Findings from a global study published in The Lancet have highlighted the dire landscape of respiratory syncytial virus (RSV) around the world, estimating that over 100,000 children under the age of five died due to its complications in 2019.
The analysis, performed by an international research team, identified that acute lower respiratory infection caused by the respiratory syncytial virus was responsible for over 100,000 deaths in children under five years old and 45,000 deaths in infants under six months old, with 20% of the global RSV cases occurring in this age group. This is the first study to look at global deaths caused by the virus in narrow age brackets.
Harish Nair, the co-author of the paper from the University of Edinburgh, commented: “RSV is the predominant cause of acute lower respiratory infection in young children, and our updated estimates reveal that children six months and younger are particularly vulnerable, especially with cases surging as COVID-19 restrictions are easing around the world and majority of the young children born in the last two years have never been exposed to RSV (and therefore have no immunity against this virus).
“With numerous RSV vaccine candidates in the pipeline, our estimates by narrower age range help to identify groups that should be prioritised, including pregnant people, so that children in the youngest age groups can be protected, similarly to current strategies which offer vaccines for whooping cough, typhoid, and tetanus to pregnant people.”
The global burden of RSV
The results of the study correlate to previous estimates from 2015, where the global number of annual RSV cases in children up to five years old was believed to be 33.1 million, resulting in 118,200 total deaths. However, the new estimates utilised modelling data from over 100 studies to attain a more accurate assessment of the worldwide landscape of RSV mortality at global, regional, and national levels. This enabled the investigators to determine mortality rates for significantly narrower age groups, such as those between 28 days to six months old, the age range with the highest RSV fatality rate and community mortality rates.
In 2019, there were 33 million acute lower respiratory infections attributed to respiratory syncytial virus in children under five, resulting in 3.6 million hospital admissions, acute lower respiratory infection episodes in children under five years old, leading to 3.6 million hospital admissions, 26,300 in-hospital deaths and 101,400 RSV-attributable deaths overall. This means that RSV caused 2% of deaths from any cause in this age range.
There were more than 6.6 million lower respiratory infections associated with RSV in children under six months old in 2019. This resulted in 1.4 million hospital admissions, 13,300 hospital deaths, and 45,700 overall deaths, equating to 2.1% of deaths from any cause in this age group.
Further analysis demonstrated that only 26% of deaths associated with respiratory syncytial virus occur in a hospital. In low- and middle-income countries, the in-hospital case-to-fatality ratio for children under five is 1.4%, whereas it is only 0.1% in high-income countries. Moreover, 97% of the overall deaths from RSV in children under five occur in low- and middle-income countries.
Xin Wang, the co-author of the study from Nanjing Medical University and the University of Edinburgh, said: “Our study estimates that three-quarters of RSVs deaths are happening outside of a hospital setting. This gap is even greater in LMICs, especially in children under six months old, where more than 80% of deaths occur in the community.

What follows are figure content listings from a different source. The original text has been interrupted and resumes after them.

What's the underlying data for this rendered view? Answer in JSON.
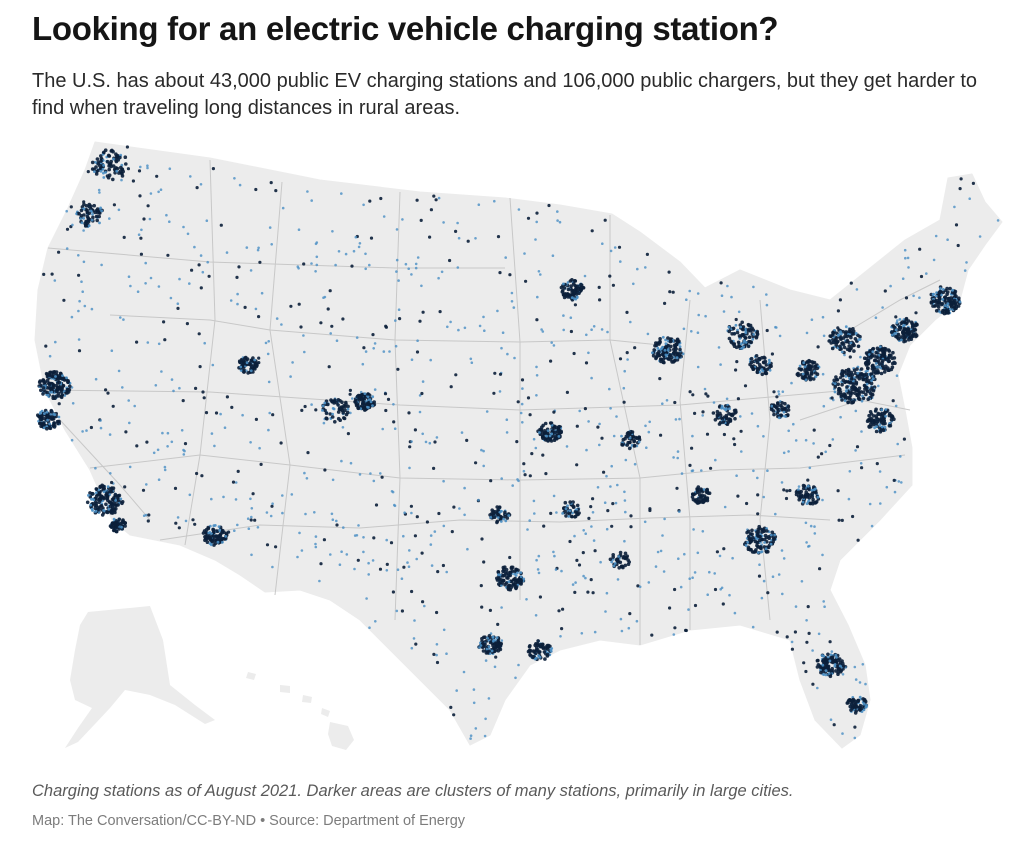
{
  "title": "Looking for an electric vehicle charging station?",
  "subtitle": "The U.S. has about 43,000 public EV charging stations and 106,000 public chargers, but they get harder to find when traveling long distances in rural areas.",
  "caption": "Charging stations as of August 2021. Darker areas are clusters of many stations, primarily in large cities.",
  "credit": "Map: The Conversation/CC-BY-ND • Source: Department of Energy",
  "colors": {
    "land": "#ececec",
    "border": "#c8c8c8",
    "station_dark": "#0b1f3a",
    "station_light": "#4a8fc4"
  }
}
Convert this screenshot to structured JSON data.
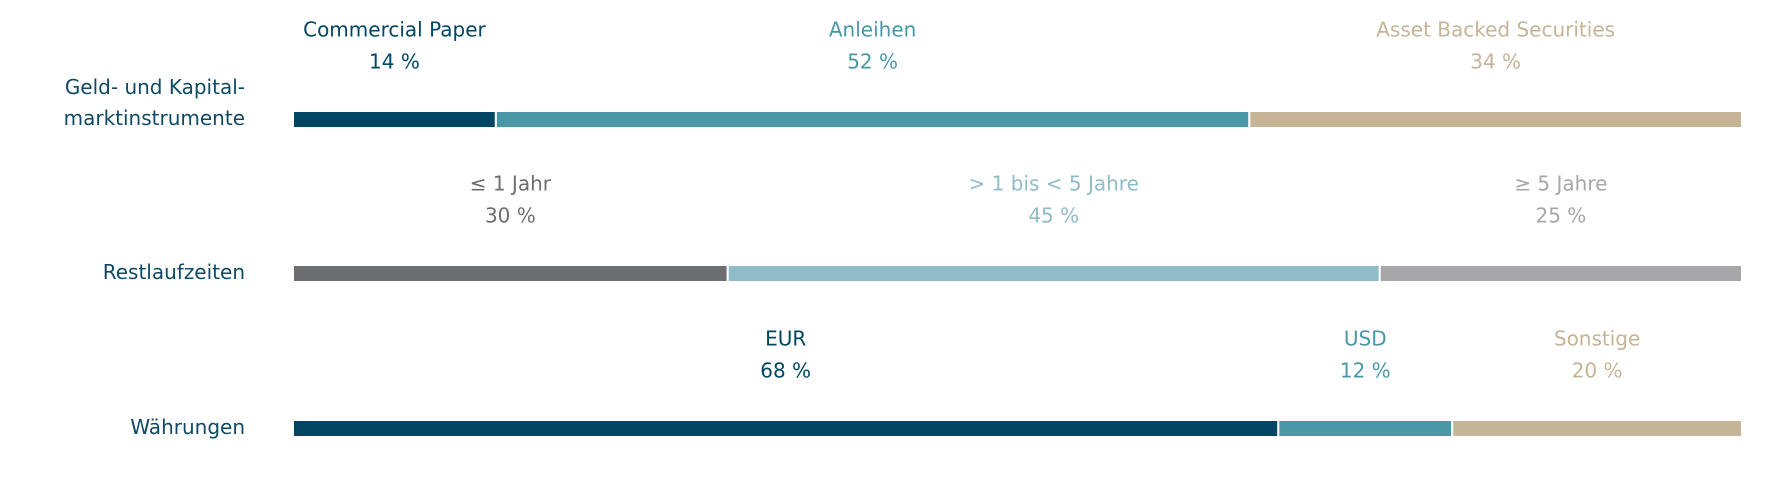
{
  "chart_data": [
    {
      "type": "bar",
      "label": [
        "Geld- und Kapital-",
        "marktinstrumente"
      ],
      "xlim": [
        0,
        100
      ],
      "series": [
        {
          "name": "Commercial Paper",
          "color": "#004563",
          "values": [
            14
          ],
          "value_labels": [
            "14 %"
          ]
        },
        {
          "name": "Anleihen",
          "color": "#4a97a7",
          "values": [
            52
          ],
          "value_labels": [
            "52 %"
          ]
        },
        {
          "name": "Asset Backed Securities",
          "color": "#c5b496",
          "values": [
            34
          ],
          "value_labels": [
            "34 %"
          ]
        }
      ]
    },
    {
      "type": "bar",
      "label": [
        "Restlaufzeiten"
      ],
      "xlim": [
        0,
        100
      ],
      "series": [
        {
          "name": "≤ 1 Jahr",
          "color": "#6d6e71",
          "values": [
            30
          ],
          "value_labels": [
            "30 %"
          ]
        },
        {
          "name": "> 1 bis < 5 Jahre",
          "color": "#8fbcc6",
          "values": [
            45
          ],
          "value_labels": [
            "45 %"
          ]
        },
        {
          "name": "≥ 5 Jahre",
          "color": "#a7a6a9",
          "values": [
            25
          ],
          "value_labels": [
            "25 %"
          ]
        }
      ]
    },
    {
      "type": "bar",
      "label": [
        "Währungen"
      ],
      "xlim": [
        0,
        100
      ],
      "series": [
        {
          "name": "EUR",
          "color": "#004563",
          "values": [
            68
          ],
          "value_labels": [
            "68 %"
          ]
        },
        {
          "name": "USD",
          "color": "#4a97a7",
          "values": [
            12
          ],
          "value_labels": [
            "12 %"
          ]
        },
        {
          "name": "Sonstige",
          "color": "#c5b496",
          "values": [
            20
          ],
          "value_labels": [
            "20 %"
          ]
        }
      ]
    }
  ]
}
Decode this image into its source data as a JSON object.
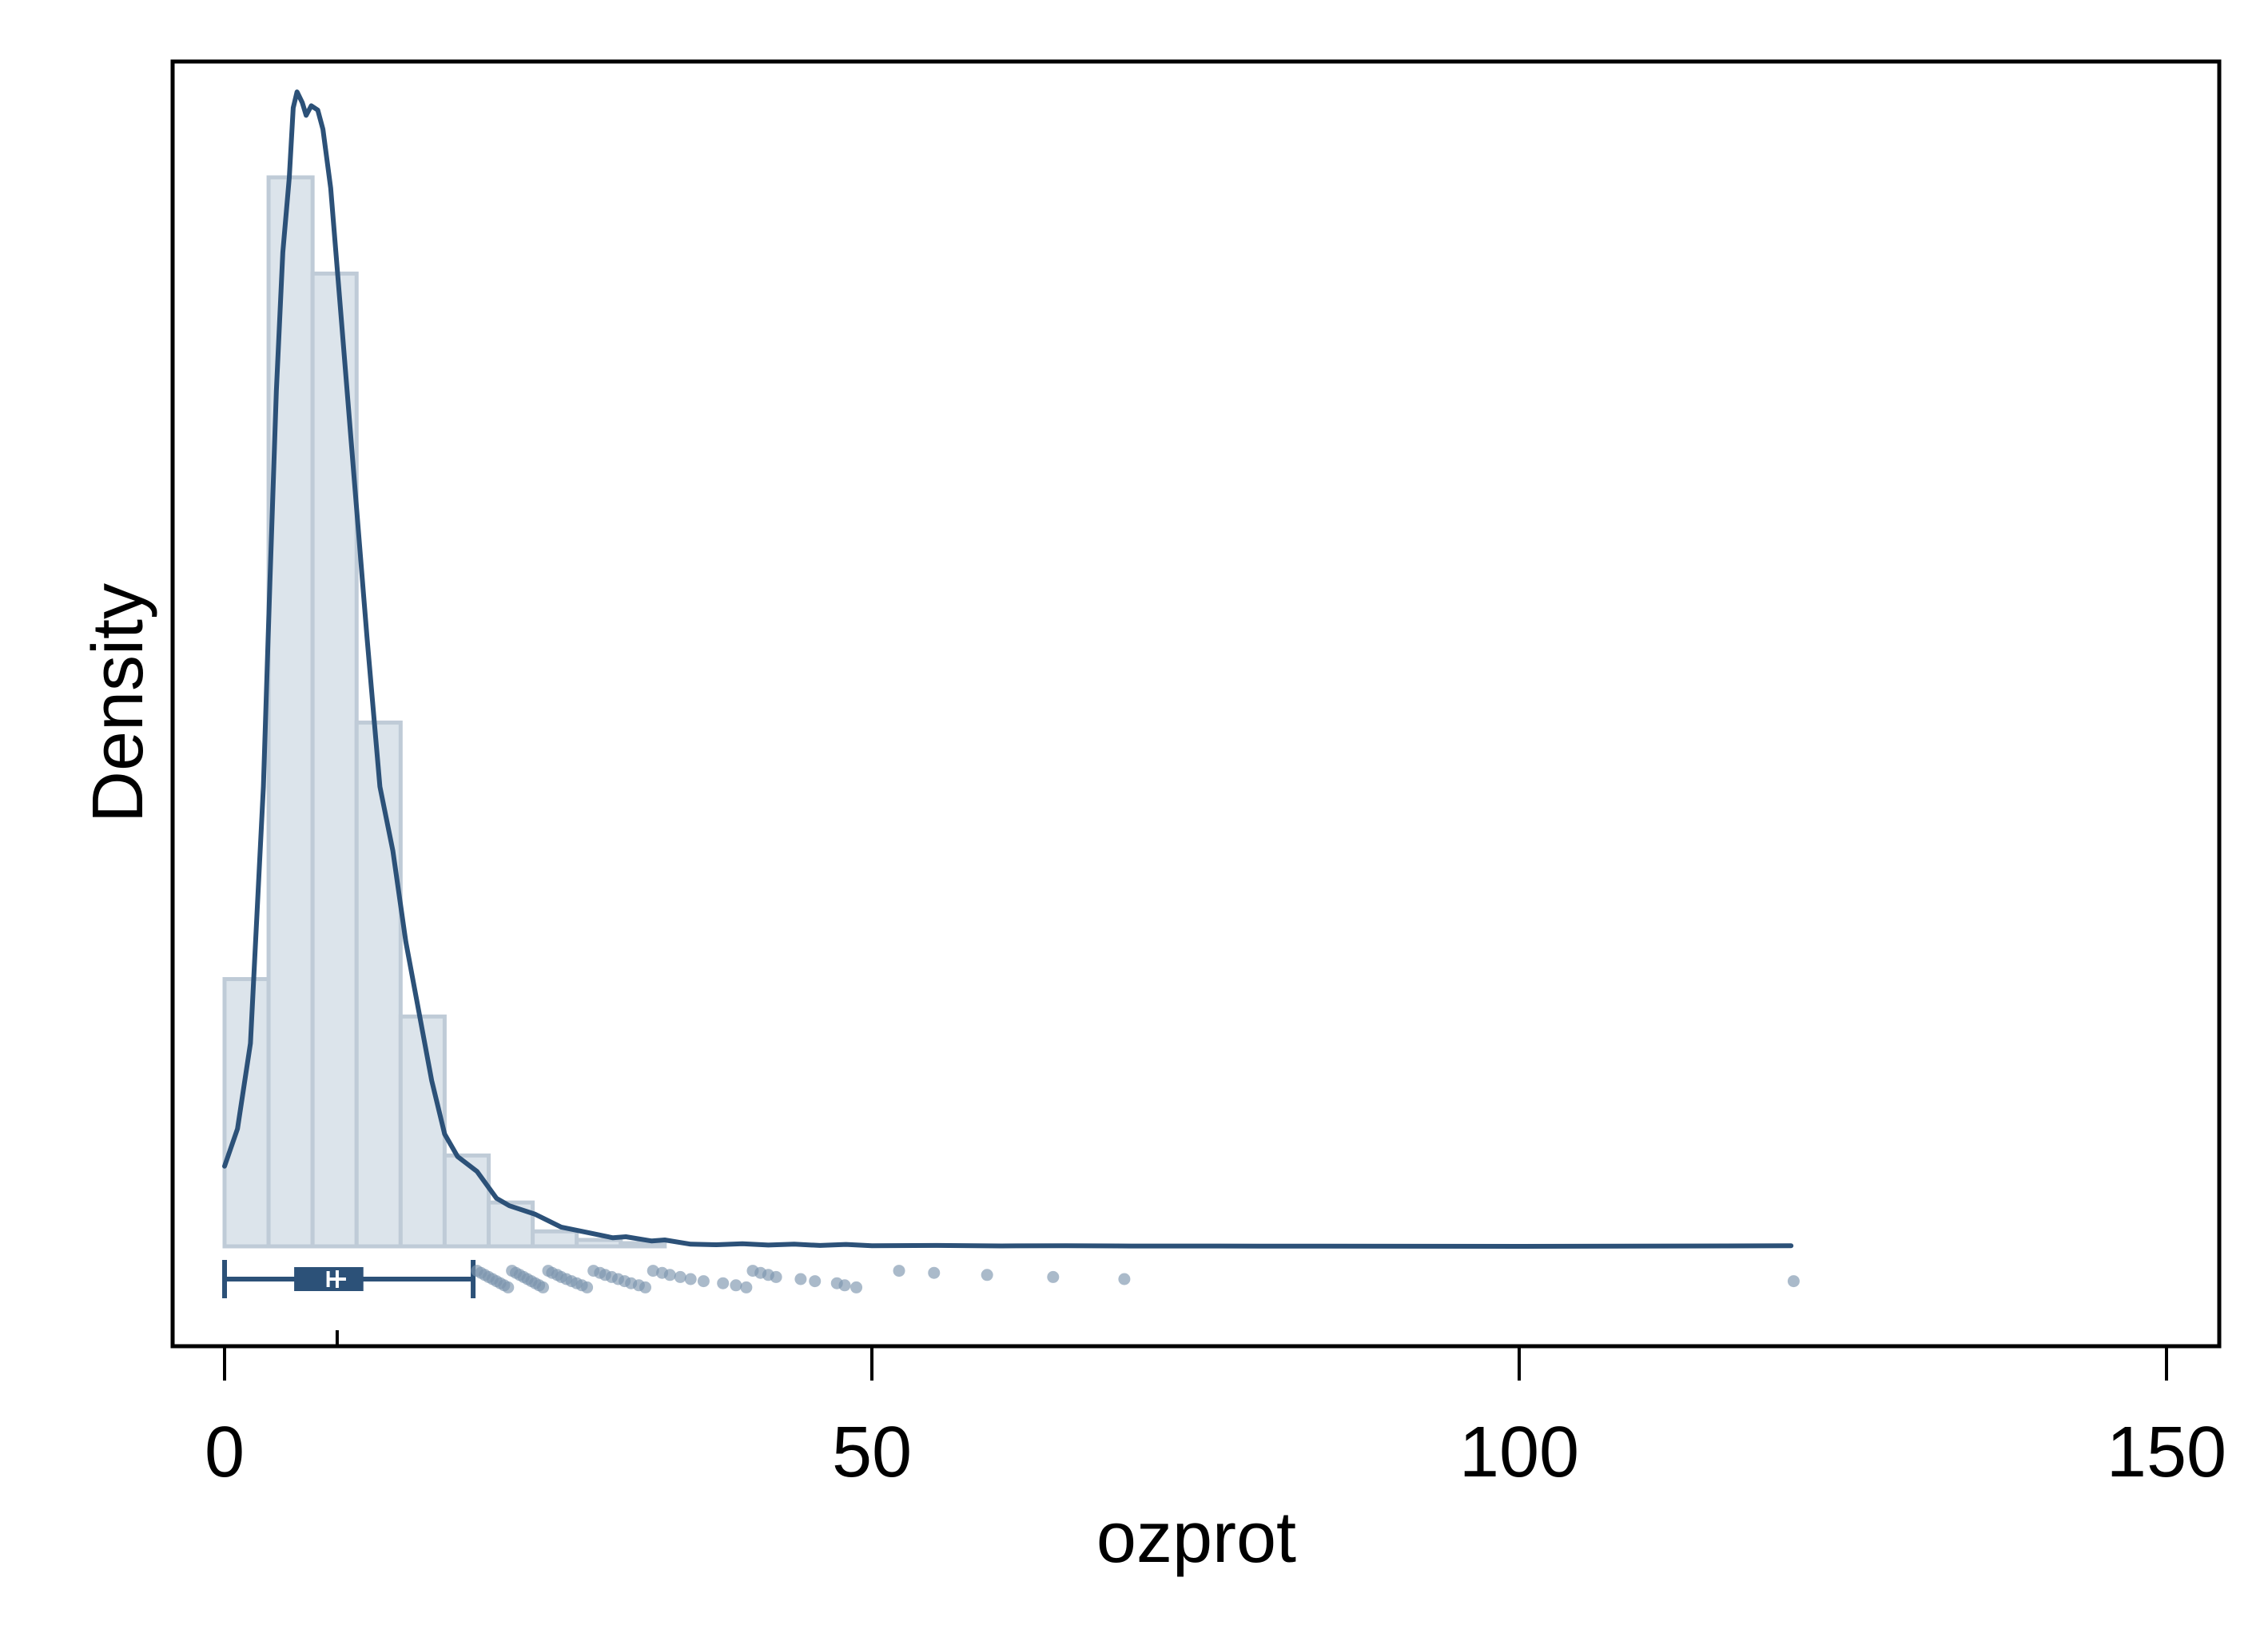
{
  "chart_data": {
    "type": "histogram",
    "xlabel": "ozprot",
    "ylabel": "Density",
    "xlim": [
      -4,
      154
    ],
    "x_ticks": [
      0,
      50,
      100,
      150
    ],
    "x_tick_labels": [
      "0",
      "50",
      "100",
      "150"
    ],
    "grid": false,
    "legend": "none",
    "histogram": {
      "bin_width": 3.4,
      "bin_start": 0,
      "relative_heights": [
        0.25,
        1.0,
        0.91,
        0.49,
        0.215,
        0.085,
        0.041,
        0.014,
        0.006,
        0.003
      ]
    },
    "density_curve": {
      "relative_points": [
        [
          0,
          0.075
        ],
        [
          1,
          0.11
        ],
        [
          2,
          0.19
        ],
        [
          3,
          0.43
        ],
        [
          3.5,
          0.62
        ],
        [
          4,
          0.8
        ],
        [
          4.5,
          0.93
        ],
        [
          5,
          1.0
        ],
        [
          5.3,
          1.065
        ],
        [
          5.6,
          1.08
        ],
        [
          6,
          1.07
        ],
        [
          6.3,
          1.058
        ],
        [
          6.7,
          1.067
        ],
        [
          7.2,
          1.063
        ],
        [
          7.6,
          1.045
        ],
        [
          8.2,
          0.99
        ],
        [
          9,
          0.87
        ],
        [
          10,
          0.72
        ],
        [
          11,
          0.57
        ],
        [
          12,
          0.43
        ],
        [
          13,
          0.37
        ],
        [
          14,
          0.285
        ],
        [
          15,
          0.22
        ],
        [
          16,
          0.155
        ],
        [
          17,
          0.105
        ],
        [
          18,
          0.084
        ],
        [
          19.5,
          0.07
        ],
        [
          21,
          0.045
        ],
        [
          22,
          0.038
        ],
        [
          24,
          0.03
        ],
        [
          26,
          0.018
        ],
        [
          28,
          0.013
        ],
        [
          30,
          0.008
        ],
        [
          31,
          0.009
        ],
        [
          33,
          0.005
        ],
        [
          34,
          0.006
        ],
        [
          36,
          0.002
        ],
        [
          38,
          0.0015
        ],
        [
          40,
          0.0025
        ],
        [
          42,
          0.0012
        ],
        [
          44,
          0.002
        ],
        [
          46,
          0.0008
        ],
        [
          48,
          0.0018
        ],
        [
          50,
          0.0005
        ],
        [
          55,
          0.0008
        ],
        [
          60,
          0.0004
        ],
        [
          65,
          0.0006
        ],
        [
          70,
          0.0003
        ],
        [
          80,
          0.0002
        ],
        [
          100,
          0.0
        ],
        [
          121,
          0.0005
        ]
      ]
    },
    "boxplot": {
      "min": 0,
      "q1": 5.5,
      "median": 8,
      "mean": 8.7,
      "q3": 10.6,
      "upper_whisker": 19.2,
      "outliers": [
        19.5,
        19.8,
        20.1,
        20.4,
        20.7,
        21.0,
        21.3,
        21.6,
        21.9,
        22.2,
        22.5,
        22.8,
        23.1,
        23.4,
        23.7,
        24.0,
        24.3,
        24.6,
        25.0,
        25.3,
        25.7,
        26.0,
        26.4,
        26.8,
        27.2,
        27.6,
        28.0,
        28.5,
        29.0,
        29.4,
        29.9,
        30.4,
        30.9,
        31.4,
        32.0,
        32.5,
        33.1,
        33.8,
        34.4,
        35.2,
        36.0,
        37.0,
        38.5,
        39.5,
        40.3,
        40.8,
        41.4,
        42.0,
        42.6,
        44.5,
        45.6,
        47.3,
        47.9,
        48.8,
        52.1,
        54.8,
        58.9,
        64.0,
        69.5,
        121.2
      ]
    }
  },
  "colors": {
    "line": "#2c5178",
    "bar_fill": "#dce4eb",
    "bar_stroke": "#bfcbd7",
    "outlier": "#7d95ad",
    "frame": "#000000"
  }
}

“This reflects the fact that access and availability to hospital care are still limited in these regions. Early identification of cases in the community and referral for hospital admission of sick children (particularly those with low oxygen saturation in peripheral blood), and universal effective and affordable immunisation programmes will be vital going forward
The researchers noted that one of the limitations of their study was variations in factors such as setting, the exact case definition for acute lower respiratory infection (ALRI), health-care access and seeking behaviour, and eligibility for RSV testing, which may have influenced mortality data. Additionally, the breakdown of age categories was limited by the available data for the study, which was obtained before the COVID-19, meaning the long-term effects of the pandemic on RSV disease burden is unknown.
Tina Hartert from Vanderbilt School of Medicine, who wasn’t involved in the research, concluded: “The influence of these data cannot be understated. There is a substantial RSV ALRI burden during the newborn period in LMICs, highlighting the potential for passive immunisation strategies to meaningfully impact child health. Policy makers will benchmark the benefits of RSV prevention against other priority public health interventions. Accurate estimates of prevention impact are critical to demonstrating the investment case for RSV prevention.”